On Thursday night, Popovich will test Stern's resolve for another TNT game. As announced by the Spurs on Twitter, Tim Duncan and Manu Ginobili will join the injured Tony Parker on the sidelines when the team faces off against the Golden State Warriors at Oracle Arena in Oakland:
Both Tim Duncan (rest) and Manu Ginobili (rest) will not play in tonight's Spurs-Warriors game.
— San Antonio Spurs (@spurs) December 19, 2013
Additionally, Tony Parker will miss his second consecutive game after suffering a right shin contusion against the L.A. Clippers on Monday. — San Antonio Spurs (@spurs) December 19, 2013
Although Popovich has rested players in these situations before, it's safe to say this situation is different due to the game's status as a nationally televised rematch of last spring's fantastic second-round playoff series. However, there are reasons to think that Stern won't care much.
As noted by Kurt Helin at ProBasketballTalk, Stern explained the $250,000 fine as a reaction to "the totality of the facts in this case," which included: four players sitting out with no clear injuries, those players not even sitting courtside, one player being 26 years old, the Spurs not making the plan clear beforehand, and, although he didn't say it outright, the fact that the game served as a potential NBA Finals preview played by the two best teams in their respective conferences up to that point in the season.
Thursday's game is quite different, if only because Parker was announced as out for the game on Tuesday and due to Duncan (37) and Ginobili (36 with considerable wear and tear) being of advanced age. The Spurs have also played quite a few games in recent days: Thursday night's contest marks their seventh game (and sixth road game) in 10 days stretching back to December 10. It figures that Ginobili and Duncan actually do need the rest, even if the NBA and its corporate partners might wish they would play.
Plus, while this matchup between the Warriors and Spurs looks quite interesting on paper, it's simply not on the level of last November's Spurs-Heat tilt. For one thing, it starts at 10:30 ET, ensuring that a large portion of the potential audience will be in bed before the beginning of the second half. It also has relatively little novelty — these teams already played on November 8 in San Antonio (a 76-74 Spurs win) and will face off twice more in the last few weeks of the season.

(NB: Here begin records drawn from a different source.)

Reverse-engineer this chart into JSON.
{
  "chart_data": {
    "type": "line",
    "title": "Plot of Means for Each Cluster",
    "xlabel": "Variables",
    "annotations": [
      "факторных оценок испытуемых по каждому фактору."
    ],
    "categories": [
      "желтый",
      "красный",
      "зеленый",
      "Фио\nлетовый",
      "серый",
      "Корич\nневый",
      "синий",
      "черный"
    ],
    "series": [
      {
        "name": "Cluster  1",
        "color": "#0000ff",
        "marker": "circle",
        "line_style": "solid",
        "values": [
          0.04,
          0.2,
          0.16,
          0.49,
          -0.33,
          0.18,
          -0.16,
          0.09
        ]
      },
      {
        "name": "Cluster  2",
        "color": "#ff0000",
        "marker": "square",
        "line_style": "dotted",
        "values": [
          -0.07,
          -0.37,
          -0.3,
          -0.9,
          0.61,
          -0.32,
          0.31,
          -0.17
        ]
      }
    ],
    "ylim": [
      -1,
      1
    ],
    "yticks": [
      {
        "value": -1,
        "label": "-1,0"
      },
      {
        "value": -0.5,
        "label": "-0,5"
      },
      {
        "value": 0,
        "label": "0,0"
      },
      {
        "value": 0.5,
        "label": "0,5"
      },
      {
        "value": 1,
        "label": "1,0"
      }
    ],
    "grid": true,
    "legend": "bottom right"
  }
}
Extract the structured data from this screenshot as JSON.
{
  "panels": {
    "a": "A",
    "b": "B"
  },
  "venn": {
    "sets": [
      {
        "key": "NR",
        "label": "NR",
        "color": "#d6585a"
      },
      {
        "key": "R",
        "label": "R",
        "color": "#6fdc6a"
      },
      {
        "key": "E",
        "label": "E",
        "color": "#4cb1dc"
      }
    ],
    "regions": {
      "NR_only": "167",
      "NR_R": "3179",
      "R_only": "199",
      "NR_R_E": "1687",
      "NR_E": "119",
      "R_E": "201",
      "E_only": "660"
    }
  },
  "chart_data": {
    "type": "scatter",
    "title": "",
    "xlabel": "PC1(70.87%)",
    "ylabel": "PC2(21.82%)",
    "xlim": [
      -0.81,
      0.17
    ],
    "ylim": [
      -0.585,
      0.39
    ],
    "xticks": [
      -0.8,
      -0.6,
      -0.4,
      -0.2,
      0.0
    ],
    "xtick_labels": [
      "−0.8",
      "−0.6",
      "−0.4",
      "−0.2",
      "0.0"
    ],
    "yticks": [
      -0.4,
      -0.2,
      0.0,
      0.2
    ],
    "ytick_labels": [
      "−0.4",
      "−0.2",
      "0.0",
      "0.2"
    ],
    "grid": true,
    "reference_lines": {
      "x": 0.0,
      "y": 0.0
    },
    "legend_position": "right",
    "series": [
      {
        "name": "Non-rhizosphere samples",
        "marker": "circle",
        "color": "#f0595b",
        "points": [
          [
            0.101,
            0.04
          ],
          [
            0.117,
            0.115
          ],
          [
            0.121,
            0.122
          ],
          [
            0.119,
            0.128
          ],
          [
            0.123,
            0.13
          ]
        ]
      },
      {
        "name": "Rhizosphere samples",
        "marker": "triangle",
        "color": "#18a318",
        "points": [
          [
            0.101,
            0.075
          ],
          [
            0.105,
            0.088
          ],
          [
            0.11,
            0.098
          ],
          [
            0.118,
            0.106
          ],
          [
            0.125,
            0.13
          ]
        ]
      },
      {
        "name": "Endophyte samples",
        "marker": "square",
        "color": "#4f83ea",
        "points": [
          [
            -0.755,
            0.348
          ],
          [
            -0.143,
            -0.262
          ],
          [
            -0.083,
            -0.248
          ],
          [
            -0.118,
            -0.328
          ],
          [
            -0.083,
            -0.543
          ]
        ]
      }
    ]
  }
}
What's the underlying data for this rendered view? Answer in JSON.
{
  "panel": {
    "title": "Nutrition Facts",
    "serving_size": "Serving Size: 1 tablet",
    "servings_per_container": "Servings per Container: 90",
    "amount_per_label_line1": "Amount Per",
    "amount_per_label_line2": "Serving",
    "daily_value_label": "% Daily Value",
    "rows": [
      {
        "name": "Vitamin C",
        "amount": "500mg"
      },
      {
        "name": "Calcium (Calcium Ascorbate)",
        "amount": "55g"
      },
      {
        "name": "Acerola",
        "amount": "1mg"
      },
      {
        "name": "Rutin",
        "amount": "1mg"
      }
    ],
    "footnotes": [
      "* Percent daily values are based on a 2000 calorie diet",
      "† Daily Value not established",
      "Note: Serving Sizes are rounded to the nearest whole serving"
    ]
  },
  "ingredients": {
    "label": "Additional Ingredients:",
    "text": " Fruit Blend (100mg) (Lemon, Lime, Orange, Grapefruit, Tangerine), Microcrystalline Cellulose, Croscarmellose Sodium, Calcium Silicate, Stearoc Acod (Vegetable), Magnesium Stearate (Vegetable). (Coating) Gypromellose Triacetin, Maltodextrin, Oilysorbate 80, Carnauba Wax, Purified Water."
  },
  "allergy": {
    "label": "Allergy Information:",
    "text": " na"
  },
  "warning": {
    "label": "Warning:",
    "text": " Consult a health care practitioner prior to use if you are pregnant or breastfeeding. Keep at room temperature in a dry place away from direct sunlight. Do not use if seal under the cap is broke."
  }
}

It looks increasingly likely that Stern's fine of the Spurs will be a one-time event. Scenarios such as that high-profile Heat game are fairly rare, and it appears that Popovich will at least pay some attention to the NBA"s promotional interests when he decides to rest his big-name players.
Oh, and if you're saddened by the lack of these Spurs for Thursday's game, please remember that the Spurs' secondary players nearly beat the Heat in that game last November. The great thing about the NBA regular season is that a great game can come from anywhere.